Why — if a yellow plate with a honey comb and a honey jar sitting on it is like the moon —  like a moon in a dark night sky composed of arabesques of leaves and flowers — why is the picture a still life and not a landscape? Why not just paint the moon and the stars?

Of course maybe (it’s entirely possible) the picture is not a moon at night.  Maybe a honey jar is just a honey jar, a yellow plate is a yellow plate, a honey comb nothing more significant than itself alone.

I don’t know why I even brought it up.  (Someone asked me only yesterday if I ever experience synesthesia.  Does this count?)

I just thought it was moon-like in its light.

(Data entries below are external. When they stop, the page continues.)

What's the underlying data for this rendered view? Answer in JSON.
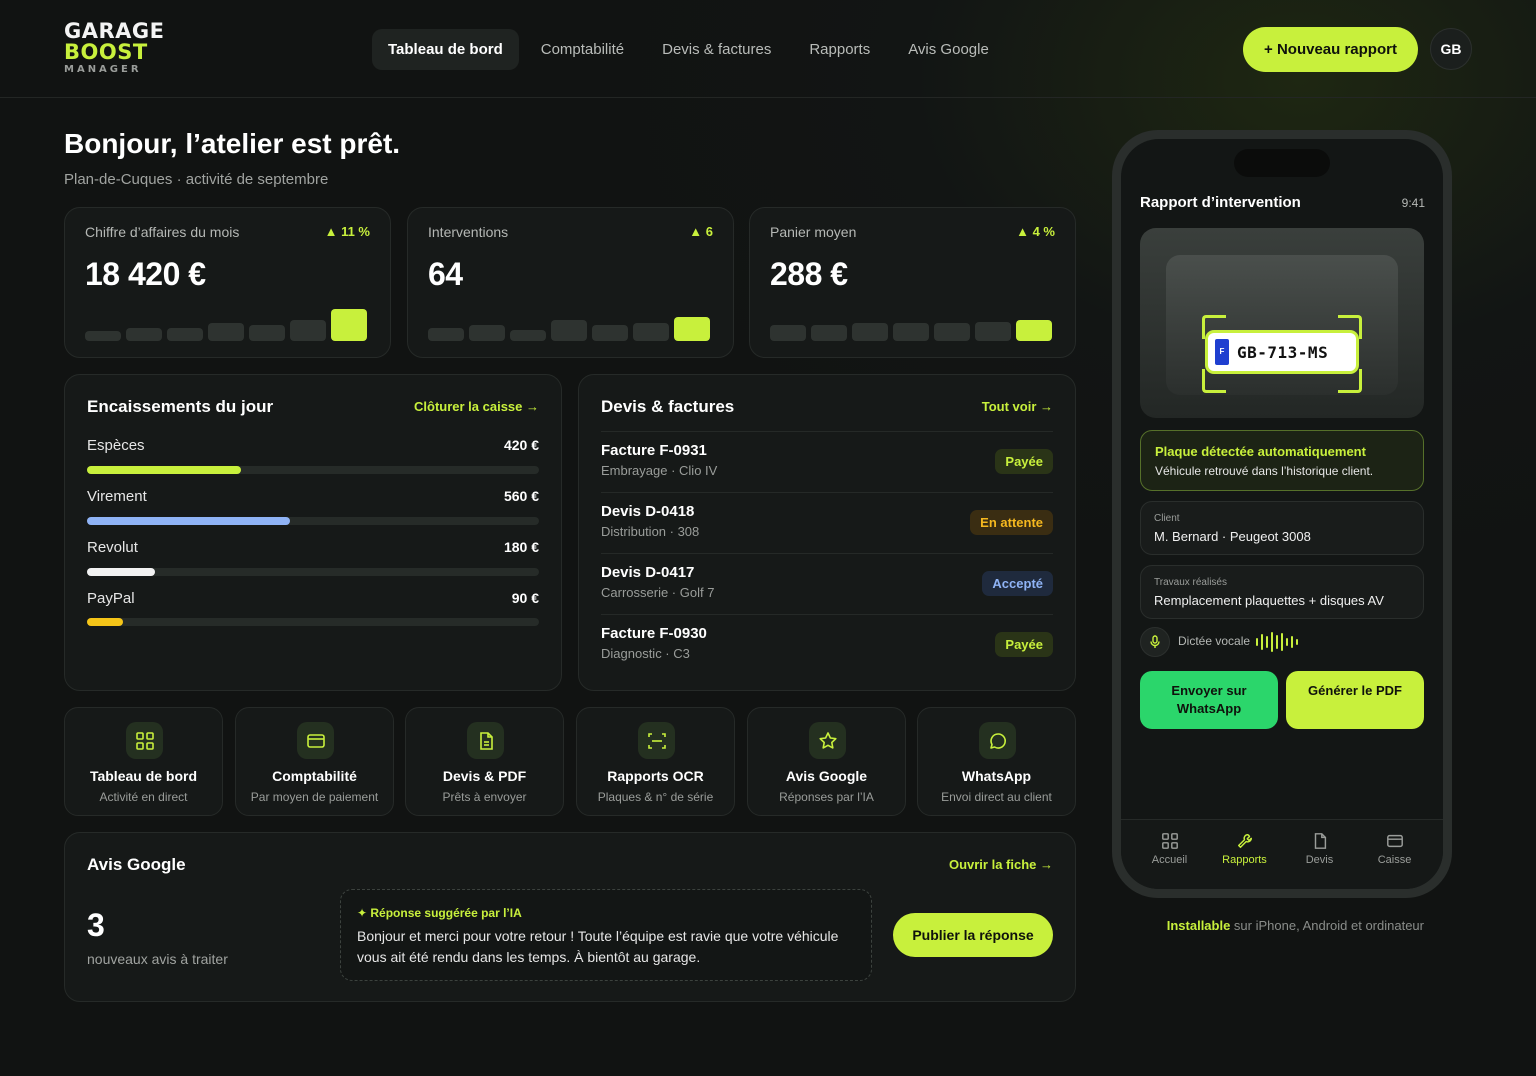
{
  "brand": {
    "line1": "GARAGE",
    "line2": "BOOST",
    "line3": "MANAGER"
  },
  "nav": [
    {
      "label": "Tableau de bord",
      "active": true
    },
    {
      "label": "Comptabilité",
      "active": false
    },
    {
      "label": "Devis & factures",
      "active": false
    },
    {
      "label": "Rapports",
      "active": false
    },
    {
      "label": "Avis Google",
      "active": false
    }
  ],
  "header": {
    "new_report_label": "+ Nouveau rapport",
    "avatar_initials": "GB"
  },
  "greeting": {
    "title": "Bonjour, l’atelier est prêt.",
    "subtitle": "Plan-de-Cuques · activité de septembre"
  },
  "kpis": [
    {
      "label": "Chiffre d’affaires du mois",
      "delta": "▲ 11 %",
      "value": "18 420 €",
      "spark": [
        0.3,
        0.4,
        0.4,
        0.55,
        0.5,
        0.65,
        1.0
      ]
    },
    {
      "label": "Interventions",
      "delta": "▲ 6",
      "value": "64",
      "spark": [
        0.4,
        0.5,
        0.35,
        0.65,
        0.5,
        0.55,
        0.75
      ]
    },
    {
      "label": "Panier moyen",
      "delta": "▲ 4 %",
      "value": "288 €",
      "spark": [
        0.5,
        0.5,
        0.55,
        0.55,
        0.55,
        0.6,
        0.65
      ]
    }
  ],
  "payments": {
    "title": "Encaissements du jour",
    "link": "Clôturer la caisse →",
    "rows": [
      {
        "label": "Espèces",
        "amount": "420 €",
        "fill": 0.34,
        "color": "#c8f03c"
      },
      {
        "label": "Virement",
        "amount": "560 €",
        "fill": 0.45,
        "color": "#8fb3f5"
      },
      {
        "label": "Revolut",
        "amount": "180 €",
        "fill": 0.15,
        "color": "#f2f2f2"
      },
      {
        "label": "PayPal",
        "amount": "90 €",
        "fill": 0.08,
        "color": "#f5c518"
      }
    ]
  },
  "docs": {
    "title": "Devis & factures",
    "link": "Tout voir →",
    "rows": [
      {
        "title": "Facture F-0931",
        "sub": "Embrayage · Clio IV",
        "badge": "Payée",
        "status": "paid"
      },
      {
        "title": "Devis D-0418",
        "sub": "Distribution · 308",
        "badge": "En attente",
        "status": "pending"
      },
      {
        "title": "Devis D-0417",
        "sub": "Carrosserie · Golf 7",
        "badge": "Accepté",
        "status": "accepted"
      },
      {
        "title": "Facture F-0930",
        "sub": "Diagnostic · C3",
        "badge": "Payée",
        "status": "paid"
      }
    ]
  },
  "tiles": [
    {
      "title": "Tableau de bord",
      "sub": "Activité en direct",
      "icon": "grid-icon"
    },
    {
      "title": "Comptabilité",
      "sub": "Par moyen de paiement",
      "icon": "card-icon"
    },
    {
      "title": "Devis & PDF",
      "sub": "Prêts à envoyer",
      "icon": "document-icon"
    },
    {
      "title": "Rapports OCR",
      "sub": "Plaques & n° de série",
      "icon": "scan-icon"
    },
    {
      "title": "Avis Google",
      "sub": "Réponses par l’IA",
      "icon": "star-icon"
    },
    {
      "title": "WhatsApp",
      "sub": "Envoi direct au client",
      "icon": "chat-icon"
    }
  ],
  "google": {
    "title": "Avis Google",
    "link": "Ouvrir la fiche →",
    "count": "3",
    "count_label": "nouveaux avis à traiter",
    "ai_head": "✦ Réponse suggérée par l’IA",
    "ai_text": "Bonjour et merci pour votre retour ! Toute l’équipe est ravie que votre véhicule vous ait été rendu dans les temps. À bientôt au garage.",
    "publish": "Publier la réponse"
  },
  "phone": {
    "title": "Rapport d’intervention",
    "time": "9:41",
    "plate_country": "F",
    "plate": "GB-713-MS",
    "detect_title": "Plaque détectée automatiquement",
    "detect_sub": "Véhicule retrouvé dans l’historique client.",
    "client_label": "Client",
    "client_value": "M. Bernard · Peugeot 3008",
    "work_label": "Travaux réalisés",
    "work_value": "Remplacement plaquettes + disques AV",
    "voice_label": "Dictée vocale",
    "btn_whatsapp": "Envoyer sur WhatsApp",
    "btn_pdf": "Générer le PDF",
    "tabs": [
      {
        "label": "Accueil",
        "icon": "grid-icon",
        "active": false
      },
      {
        "label": "Rapports",
        "icon": "wrench-icon",
        "active": true
      },
      {
        "label": "Devis",
        "icon": "document-icon",
        "active": false
      },
      {
        "label": "Caisse",
        "icon": "card-icon",
        "active": false
      }
    ]
  },
  "install": {
    "bold": "Installable",
    "rest": " sur iPhone, Android et ordinateur"
  },
  "colors": {
    "accent": "#c8f03c",
    "whatsapp": "#2bd66b",
    "bg": "#111312"
  }
}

2 thoughts on “honey picture: night and day in symbols

  1. Mmmm! I love this too, the painting and your questions. Whenever I see blue and gold together, it does something to me. Especially gold this brilliant, blue this deep. I can’t say when looking at it I’m seeing honey jar or moon. I’m just feeling the shapes and colors, I’m feeling warm and deep. I’m loving the roundness of the plate and the curve of the petals on the table cloth, the transparency of the jar, the opaqueness of the red blossoms. It all works, it all comes together and speaks to me. That’s all I can say about it.

  2. I am so glad you commented. What a fun comment. An entirely different interpretation. I like the idea that we can say many different kinds of things about art when we see it. There are innumerable possible narratives. Thanks, Deborah!